As China clampdowns on Alibaba Group, U.S. Republican Senator Josh Hawley has proposed new enterprise legislation that would ban any merger or acquisition of companies with a market value of more than $100 billion, including five major U.S. technology companies. He reiterated that the announced lowering of existing federal antitrust litigation standards would effectively bar Apple and Google from impeding competition.
Hawley’s new antitrust case emphasizes the requirement that a company that loses a federal antitrust suit “forfeit all profits derived from its monopolistic practices” by using the “protect competition” standard instead of the ubiquitous “consumer harm” standard.
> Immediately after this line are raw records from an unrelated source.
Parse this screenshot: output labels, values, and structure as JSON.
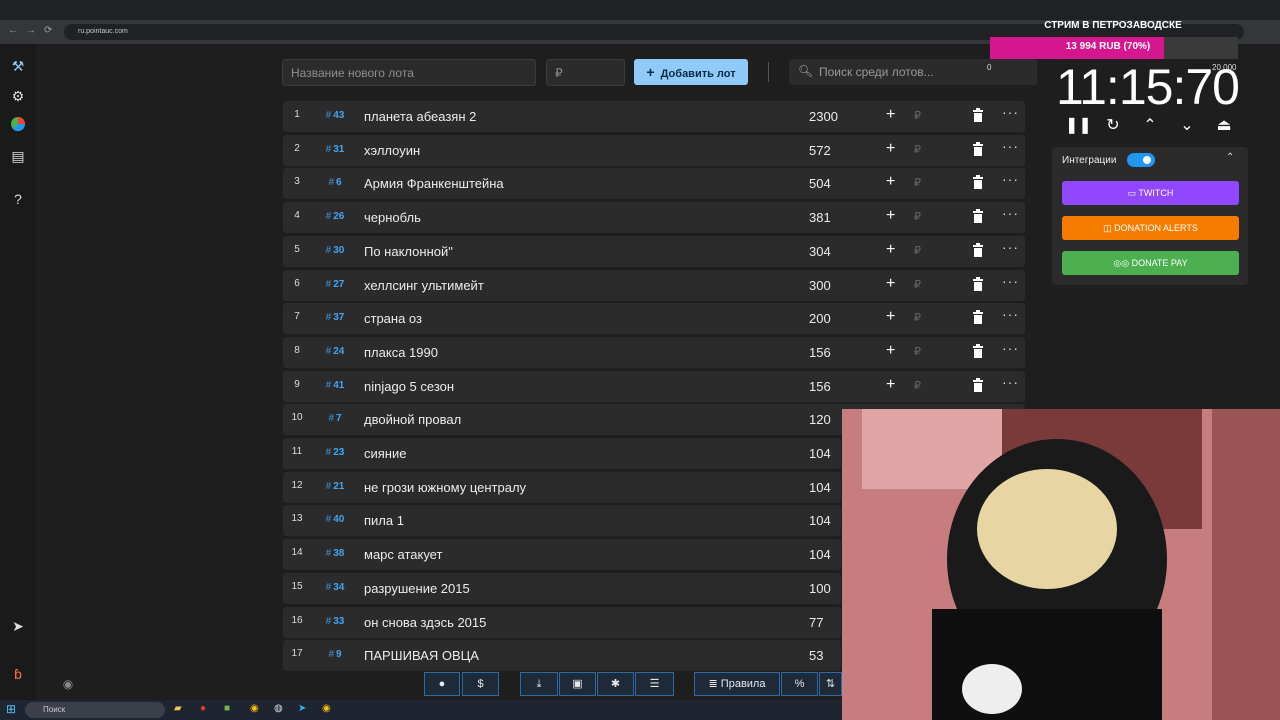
{
  "browser": {
    "url": "ru.pointauc.com"
  },
  "controls": {
    "new_lot_placeholder": "Название нового лота",
    "amount_placeholder": "₽",
    "add_button": "Добавить лот",
    "search_placeholder": "Поиск среди лотов..."
  },
  "lots": [
    {
      "index": "1",
      "id": "43",
      "name": "планета абеазян 2",
      "amount": "2300"
    },
    {
      "index": "2",
      "id": "31",
      "name": "хэллоуин",
      "amount": "572"
    },
    {
      "index": "3",
      "id": "6",
      "name": "Армия Франкенштейна",
      "amount": "504"
    },
    {
      "index": "4",
      "id": "26",
      "name": "чернобль",
      "amount": "381"
    },
    {
      "index": "5",
      "id": "30",
      "name": "По наклонной\"",
      "amount": "304"
    },
    {
      "index": "6",
      "id": "27",
      "name": "хеллсинг ультимейт",
      "amount": "300"
    },
    {
      "index": "7",
      "id": "37",
      "name": "страна оз",
      "amount": "200"
    },
    {
      "index": "8",
      "id": "24",
      "name": "плакса 1990",
      "amount": "156"
    },
    {
      "index": "9",
      "id": "41",
      "name": "ninjago 5 сезон",
      "amount": "156"
    },
    {
      "index": "10",
      "id": "7",
      "name": " двойной провал",
      "amount": "120"
    },
    {
      "index": "11",
      "id": "23",
      "name": "сияние",
      "amount": "104"
    },
    {
      "index": "12",
      "id": "21",
      "name": "не грози южному централу",
      "amount": "104"
    },
    {
      "index": "13",
      "id": "40",
      "name": "пила 1",
      "amount": "104"
    },
    {
      "index": "14",
      "id": "38",
      "name": "марс атакует",
      "amount": "104"
    },
    {
      "index": "15",
      "id": "34",
      "name": "разрушение 2015",
      "amount": "100"
    },
    {
      "index": "16",
      "id": "33",
      "name": "он снова здэсь 2015",
      "amount": "77"
    },
    {
      "index": "17",
      "id": "9",
      "name": "ПАРШИВАЯ ОВЦА",
      "amount": "53"
    }
  ],
  "row_symbols": {
    "hash": "#",
    "plus": "+",
    "rub": "₽",
    "more": "···"
  },
  "toolbar": {
    "rules_label": "Правила",
    "dollar": "$",
    "percent": "%"
  },
  "overlay": {
    "stream_title": "СТРИМ В ПЕТРОЗАВОДСКЕ",
    "goal_text": "13 994 RUB (70%)",
    "goal_progress": 0.7,
    "goal_min": "0",
    "goal_max": "20 000",
    "timer": "11:15:70"
  },
  "integrations": {
    "label": "Интеграции",
    "enabled": true,
    "buttons": [
      {
        "label": "TWITCH",
        "color": "#9146ff"
      },
      {
        "label": "DONATION ALERTS",
        "color": "#f57c00"
      },
      {
        "label": "DONATE PAY",
        "color": "#4caf50"
      }
    ]
  },
  "taskbar": {
    "search_label": "Поиск"
  },
  "colors": {
    "accent": "#90caf9",
    "lot_id": "#42a5f5",
    "goal_bar": "#d6168f"
  }
}
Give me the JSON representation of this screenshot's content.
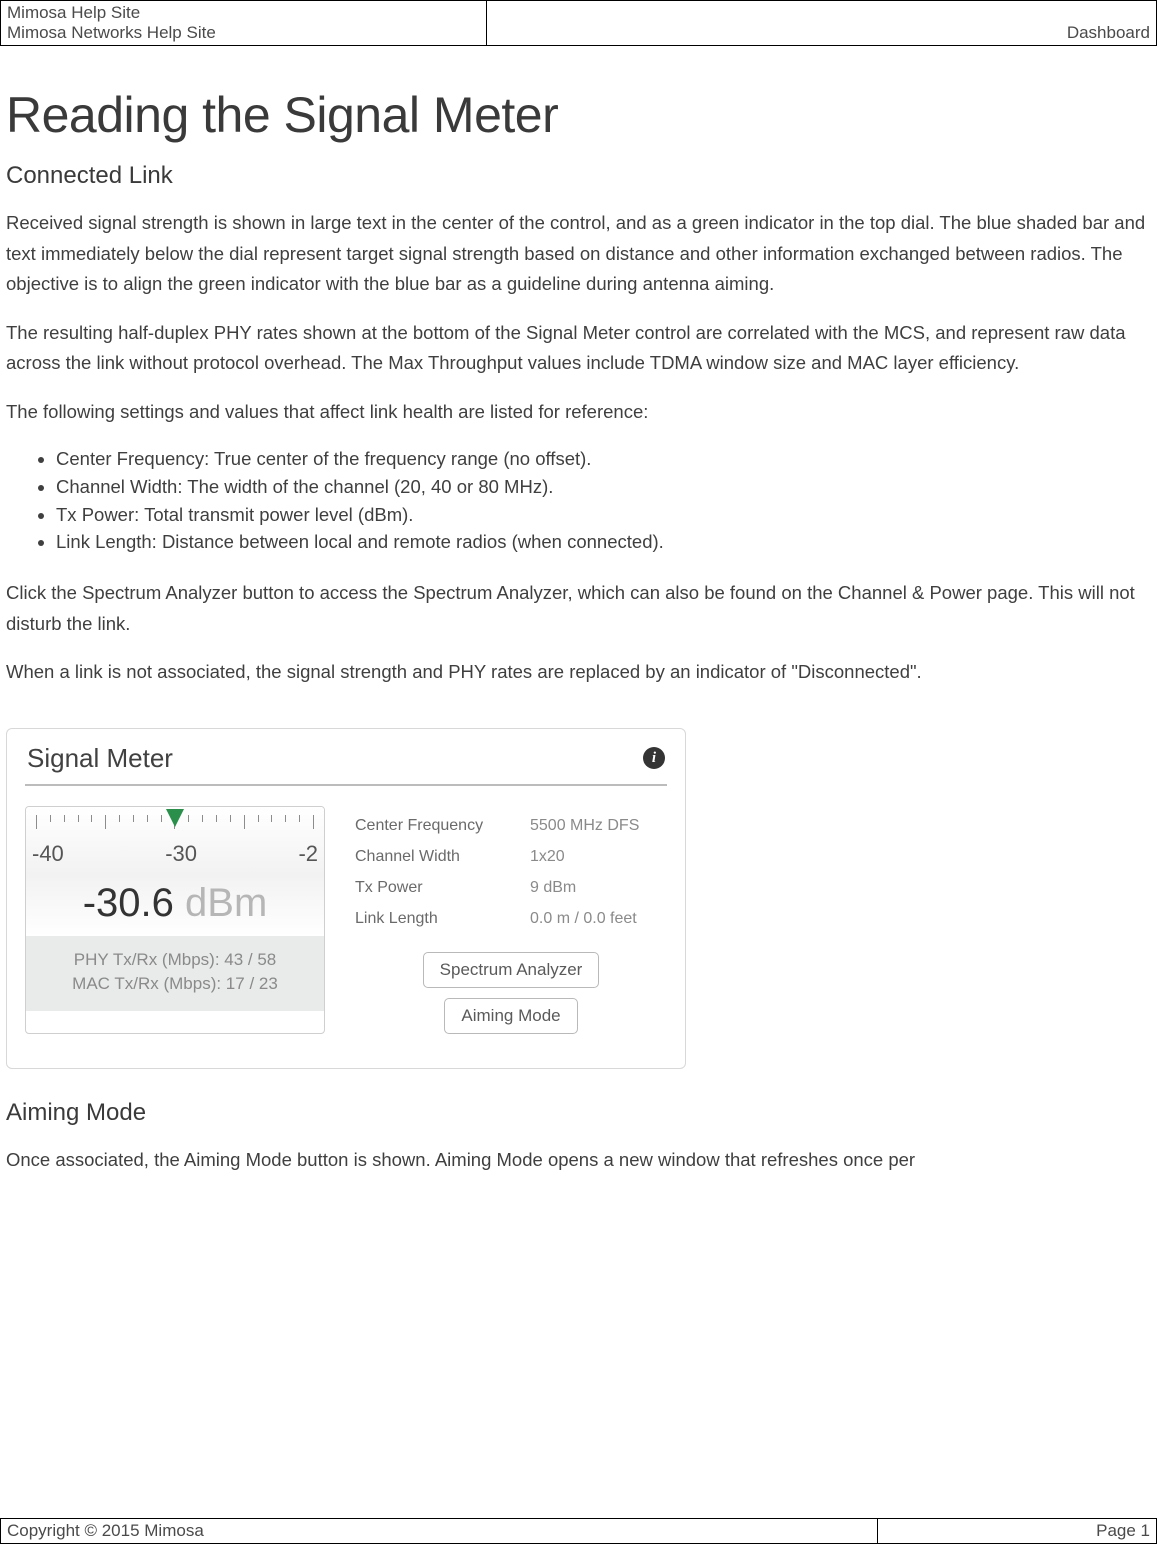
{
  "header": {
    "site_line1": "Mimosa Help Site",
    "site_line2": "Mimosa Networks Help Site",
    "breadcrumb": "Dashboard"
  },
  "page": {
    "title": "Reading the Signal Meter",
    "section1_heading": "Connected Link",
    "para1": "Received signal strength is shown in large text in the center of the control, and as a green indicator in the top dial. The blue shaded bar and text immediately below the dial represent target signal strength based on distance and other information exchanged between radios. The objective is to align the green indicator with the blue bar as a guideline during antenna aiming.",
    "para2": "The resulting half-duplex PHY rates shown at the bottom of the Signal Meter control are correlated with the MCS, and represent raw data across the link without protocol overhead. The Max Throughput values include TDMA window size and MAC layer efficiency.",
    "para3": "The following settings and values that affect link health are listed for reference:",
    "bullets": [
      "Center Frequency: True center of the frequency range (no offset).",
      "Channel Width: The width of the channel (20, 40 or 80 MHz).",
      "Tx Power: Total transmit power level (dBm).",
      "Link Length: Distance between local and remote radios (when connected)."
    ],
    "para4": "Click the Spectrum Analyzer button to access the Spectrum Analyzer, which can also be found on the Channel & Power page. This will not disturb the link.",
    "para5": "When a link is not associated, the signal strength and PHY rates are replaced by an indicator of \"Disconnected\".",
    "section2_heading": "Aiming Mode",
    "para6": "Once associated, the Aiming Mode button is shown.  Aiming Mode opens a new window that refreshes once per"
  },
  "signal_meter": {
    "card_title": "Signal Meter",
    "ruler_labels": {
      "left": "-40",
      "center": "-30",
      "right": "-2"
    },
    "dbm_value": "-30.6",
    "dbm_unit": " dBm",
    "phy_line": "PHY Tx/Rx (Mbps): 43 / 58",
    "mac_line": "MAC Tx/Rx (Mbps): 17 / 23",
    "kv": {
      "center_freq_label": "Center Frequency",
      "center_freq_value": "5500 MHz DFS",
      "channel_width_label": "Channel Width",
      "channel_width_value": "1x20",
      "tx_power_label": "Tx Power",
      "tx_power_value": "9 dBm",
      "link_length_label": "Link Length",
      "link_length_value": "0.0 m / 0.0 feet"
    },
    "buttons": {
      "spectrum_analyzer": "Spectrum Analyzer",
      "aiming_mode": "Aiming Mode"
    }
  },
  "footer": {
    "copyright": "Copyright © 2015 Mimosa",
    "page_number": "Page 1"
  }
}
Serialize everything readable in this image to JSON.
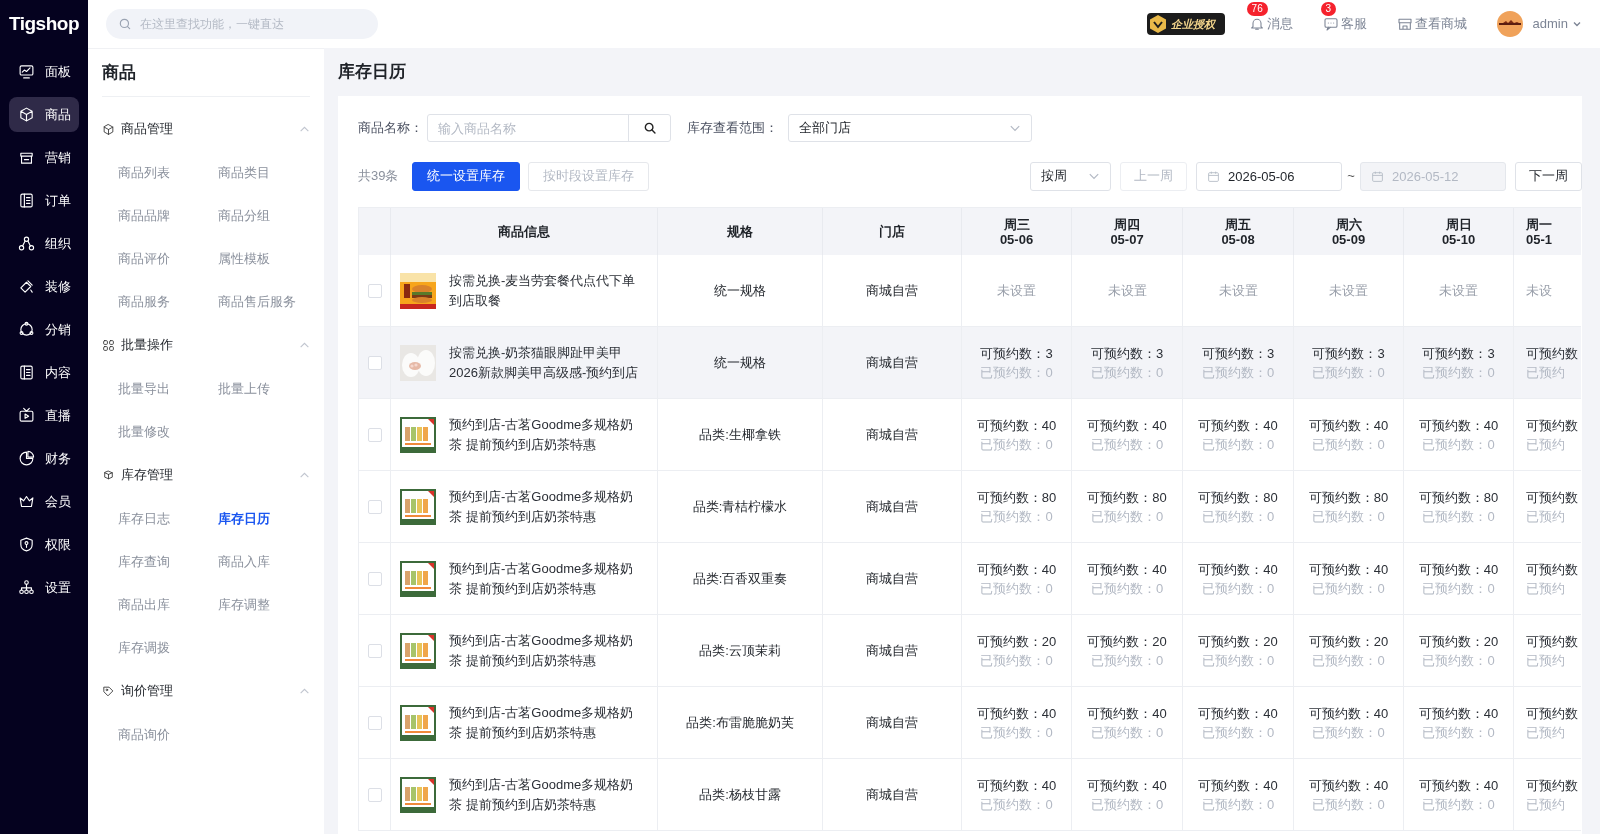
{
  "brand": "Tigshop",
  "nav": [
    {
      "label": "面板",
      "selected": false
    },
    {
      "label": "商品",
      "selected": true
    },
    {
      "label": "营销",
      "selected": false
    },
    {
      "label": "订单",
      "selected": false
    },
    {
      "label": "组织",
      "selected": false
    },
    {
      "label": "装修",
      "selected": false
    },
    {
      "label": "分销",
      "selected": false
    },
    {
      "label": "内容",
      "selected": false
    },
    {
      "label": "直播",
      "selected": false
    },
    {
      "label": "财务",
      "selected": false
    },
    {
      "label": "会员",
      "selected": false
    },
    {
      "label": "权限",
      "selected": false
    },
    {
      "label": "设置",
      "selected": false
    }
  ],
  "topbar": {
    "search": {
      "placeholder": "在这里查找功能，一键直达"
    },
    "license_badge": "企业授权",
    "actions": [
      {
        "label": "消息",
        "badge": "76"
      },
      {
        "label": "客服",
        "badge": "3"
      },
      {
        "label": "查看商城"
      }
    ],
    "user": "admin"
  },
  "sidebar": {
    "title": "商品",
    "groups": [
      {
        "title": "商品管理",
        "expanded": true,
        "items": [
          {
            "label": "商品列表",
            "selected": false
          },
          {
            "label": "商品类目",
            "selected": false
          },
          {
            "label": "商品品牌",
            "selected": false
          },
          {
            "label": "商品分组",
            "selected": false
          },
          {
            "label": "商品评价",
            "selected": false
          },
          {
            "label": "属性模板",
            "selected": false
          },
          {
            "label": "商品服务",
            "selected": false
          },
          {
            "label": "商品售后服务",
            "selected": false
          }
        ]
      },
      {
        "title": "批量操作",
        "expanded": true,
        "items": [
          {
            "label": "批量导出",
            "selected": false
          },
          {
            "label": "批量上传",
            "selected": false
          },
          {
            "label": "批量修改",
            "selected": false
          }
        ]
      },
      {
        "title": "库存管理",
        "expanded": true,
        "items": [
          {
            "label": "库存日志",
            "selected": false
          },
          {
            "label": "库存日历",
            "selected": true
          },
          {
            "label": "库存查询",
            "selected": false
          },
          {
            "label": "商品入库",
            "selected": false
          },
          {
            "label": "商品出库",
            "selected": false
          },
          {
            "label": "库存调整",
            "selected": false
          },
          {
            "label": "库存调拨",
            "selected": false
          }
        ]
      },
      {
        "title": "询价管理",
        "expanded": true,
        "items": [
          {
            "label": "商品询价",
            "selected": false
          }
        ]
      }
    ]
  },
  "page_title": "库存日历",
  "filters": {
    "name_label": "商品名称：",
    "name_placeholder": "输入商品名称",
    "scope_label": "库存查看范围：",
    "scope_value": "全部门店"
  },
  "toolbar": {
    "total": "共39条",
    "buttons": [
      {
        "label": "统一设置库存",
        "kind": "primary"
      },
      {
        "label": "按时段设置库存",
        "kind": "disabled"
      }
    ],
    "period": "按周",
    "prev": {
      "label": "上一周",
      "disabled": true
    },
    "start_date": "2026-05-06",
    "separator": "~",
    "end_date": {
      "value": "2026-05-12",
      "disabled": true
    },
    "next": {
      "label": "下一周",
      "disabled": false
    }
  },
  "table": {
    "columns": [
      "商品信息",
      "规格",
      "门店"
    ],
    "days": [
      {
        "weekday": "周三",
        "date": "05-06"
      },
      {
        "weekday": "周四",
        "date": "05-07"
      },
      {
        "weekday": "周五",
        "date": "05-08"
      },
      {
        "weekday": "周六",
        "date": "05-09"
      },
      {
        "weekday": "周日",
        "date": "05-10"
      },
      {
        "weekday": "周一",
        "date": "05-1"
      }
    ],
    "rows": [
      {
        "checked": false,
        "hovered": false,
        "name": "按需兑换-麦当劳套餐代点代下单到店取餐",
        "spec": "统一规格",
        "store": "商城自营",
        "cells": [
          {
            "kind": "unset",
            "text": "未设置"
          },
          {
            "kind": "unset",
            "text": "未设置"
          },
          {
            "kind": "unset",
            "text": "未设置"
          },
          {
            "kind": "unset",
            "text": "未设置"
          },
          {
            "kind": "unset",
            "text": "未设置"
          },
          {
            "kind": "unset",
            "text": "未设"
          }
        ]
      },
      {
        "checked": false,
        "hovered": true,
        "name": "按需兑换-奶茶猫眼脚趾甲美甲2026新款脚美甲高级感-预约到店",
        "spec": "统一规格",
        "store": "商城自营",
        "cells": [
          {
            "kind": "stock",
            "available": "可预约数：3",
            "booked": "已预约数：0"
          },
          {
            "kind": "stock",
            "available": "可预约数：3",
            "booked": "已预约数：0"
          },
          {
            "kind": "stock",
            "available": "可预约数：3",
            "booked": "已预约数：0"
          },
          {
            "kind": "stock",
            "available": "可预约数：3",
            "booked": "已预约数：0"
          },
          {
            "kind": "stock",
            "available": "可预约数：3",
            "booked": "已预约数：0"
          },
          {
            "kind": "stock",
            "available": "可预约数",
            "booked": "已预约"
          }
        ]
      },
      {
        "checked": false,
        "hovered": false,
        "name": "预约到店-古茗Goodme多规格奶茶 提前预约到店奶茶特惠",
        "spec": "品类:生椰拿铁",
        "store": "商城自营",
        "cells": [
          {
            "kind": "stock",
            "available": "可预约数：40",
            "booked": "已预约数：0"
          },
          {
            "kind": "stock",
            "available": "可预约数：40",
            "booked": "已预约数：0"
          },
          {
            "kind": "stock",
            "available": "可预约数：40",
            "booked": "已预约数：0"
          },
          {
            "kind": "stock",
            "available": "可预约数：40",
            "booked": "已预约数：0"
          },
          {
            "kind": "stock",
            "available": "可预约数：40",
            "booked": "已预约数：0"
          },
          {
            "kind": "stock",
            "available": "可预约数",
            "booked": "已预约"
          }
        ]
      },
      {
        "checked": false,
        "hovered": false,
        "name": "预约到店-古茗Goodme多规格奶茶 提前预约到店奶茶特惠",
        "spec": "品类:青桔柠檬水",
        "store": "商城自营",
        "cells": [
          {
            "kind": "stock",
            "available": "可预约数：80",
            "booked": "已预约数：0"
          },
          {
            "kind": "stock",
            "available": "可预约数：80",
            "booked": "已预约数：0"
          },
          {
            "kind": "stock",
            "available": "可预约数：80",
            "booked": "已预约数：0"
          },
          {
            "kind": "stock",
            "available": "可预约数：80",
            "booked": "已预约数：0"
          },
          {
            "kind": "stock",
            "available": "可预约数：80",
            "booked": "已预约数：0"
          },
          {
            "kind": "stock",
            "available": "可预约数",
            "booked": "已预约"
          }
        ]
      },
      {
        "checked": false,
        "hovered": false,
        "name": "预约到店-古茗Goodme多规格奶茶 提前预约到店奶茶特惠",
        "spec": "品类:百香双重奏",
        "store": "商城自营",
        "cells": [
          {
            "kind": "stock",
            "available": "可预约数：40",
            "booked": "已预约数：0"
          },
          {
            "kind": "stock",
            "available": "可预约数：40",
            "booked": "已预约数：0"
          },
          {
            "kind": "stock",
            "available": "可预约数：40",
            "booked": "已预约数：0"
          },
          {
            "kind": "stock",
            "available": "可预约数：40",
            "booked": "已预约数：0"
          },
          {
            "kind": "stock",
            "available": "可预约数：40",
            "booked": "已预约数：0"
          },
          {
            "kind": "stock",
            "available": "可预约数",
            "booked": "已预约"
          }
        ]
      },
      {
        "checked": false,
        "hovered": false,
        "name": "预约到店-古茗Goodme多规格奶茶 提前预约到店奶茶特惠",
        "spec": "品类:云顶茉莉",
        "store": "商城自营",
        "cells": [
          {
            "kind": "stock",
            "available": "可预约数：20",
            "booked": "已预约数：0"
          },
          {
            "kind": "stock",
            "available": "可预约数：20",
            "booked": "已预约数：0"
          },
          {
            "kind": "stock",
            "available": "可预约数：20",
            "booked": "已预约数：0"
          },
          {
            "kind": "stock",
            "available": "可预约数：20",
            "booked": "已预约数：0"
          },
          {
            "kind": "stock",
            "available": "可预约数：20",
            "booked": "已预约数：0"
          },
          {
            "kind": "stock",
            "available": "可预约数",
            "booked": "已预约"
          }
        ]
      },
      {
        "checked": false,
        "hovered": false,
        "name": "预约到店-古茗Goodme多规格奶茶 提前预约到店奶茶特惠",
        "spec": "品类:布雷脆脆奶芙",
        "store": "商城自营",
        "cells": [
          {
            "kind": "stock",
            "available": "可预约数：40",
            "booked": "已预约数：0"
          },
          {
            "kind": "stock",
            "available": "可预约数：40",
            "booked": "已预约数：0"
          },
          {
            "kind": "stock",
            "available": "可预约数：40",
            "booked": "已预约数：0"
          },
          {
            "kind": "stock",
            "available": "可预约数：40",
            "booked": "已预约数：0"
          },
          {
            "kind": "stock",
            "available": "可预约数：40",
            "booked": "已预约数：0"
          },
          {
            "kind": "stock",
            "available": "可预约数",
            "booked": "已预约"
          }
        ]
      },
      {
        "checked": false,
        "hovered": false,
        "name": "预约到店-古茗Goodme多规格奶茶 提前预约到店奶茶特惠",
        "spec": "品类:杨枝甘露",
        "store": "商城自营",
        "cells": [
          {
            "kind": "stock",
            "available": "可预约数：40",
            "booked": "已预约数：0"
          },
          {
            "kind": "stock",
            "available": "可预约数：40",
            "booked": "已预约数：0"
          },
          {
            "kind": "stock",
            "available": "可预约数：40",
            "booked": "已预约数：0"
          },
          {
            "kind": "stock",
            "available": "可预约数：40",
            "booked": "已预约数：0"
          },
          {
            "kind": "stock",
            "available": "可预约数：40",
            "booked": "已预约数：0"
          },
          {
            "kind": "stock",
            "available": "可预约数",
            "booked": "已预约"
          }
        ]
      }
    ]
  }
}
This means that the Federal Trade Commission will be given new powers to designate and regulate “major large technology companies” in different markets.
He continued: “The fact that both globalisation and the merger were happy with the deal was a key reason why the intervention failed. “We’re trying to do it the way Big Tech is supposed to do it, but it’s not a winning strategy for American consumers, for American producers, or for the American economy.”
Worth investors to pay more attention to enterprise and the market, the new bill submitted by the Holly not only contains large technology companies in the United States, its regulations prohibit a merger or acquisition, also covers dozens of bank of America, healthcare, retail, media, and other areas of the economy, can you say the United States almost the whole market of giant will face regulation.
“This country and its government should not be run by a few big corporations,” Hawley said in a statement to Axios. “The Republican Party must once again become the party of trust, much like Teddy Roosevelt’s efforts to break up monopolies in the 20th century.”
But there are many disagreements on Capitol Hill, where Hawley, once known as a “big tech hawk,” has proposed an end to sexual advertising, data tracking and other features. In addition to the antitrust ban bill, Hawley has also proposed a major overhaul of the Federal Trade Commission that would place it under the authority of the U.S. Department of Justice.
China’s State Administration for Market Regulation has imposed an administrative penalty of 18.228 billion yuan on e-commerce giant Alibaba for its “alternative” monopolistic behavior in accordance with the Anti-Monopoly Law, the heaviest penalty in the history of China’s Anti-Monopoly Law. The South China Morning Post quoted analysts as saying the Chinese government’s example to the country’s tech giants marks a new milestone in the antitrust authorities’ tightening of control.
The State Administration for Market Regulation stated: In accordance with the provisions of Article 47 and Article 49 of the Anti-Monopoly Law, and taking into account the nature, extent and duration of Alibaba Group’s illegal acts, the State Administration for Market Regulation made an administrative punishment decision on April 10, 2021, ordering Alibaba Group to cease its illegal acts. It also imposed a fine of 4 percent of its 2019 sales in China of 455.712 billion yuan, totaling 18.228 billion yuan.
China’s Anti-Monopoly Law, which came into force in January 2008, has repeatedly penalized technology companies. And Alibaba has slapped the biggest fine in China’s antitrust history. Alibaba’s fine breaks the previous record of $975 million imposed by U.S. chip maker Qualcomm in 2015 for alleged anti-competitive conduct.
In a letter to its customers and the public, Alibaba said: “Today, we received an administrative sanction from the State Administration for Market Regulation against Alibaba Group. We sincerely accept this punishment and resolutely obey it. Today’s punishment is a wake-up call to us and a spur to regulate and protect the development of the industry. It is an important measure for the country to maintain a fair market environment for competition and promote the high-quality development of the platform economy.”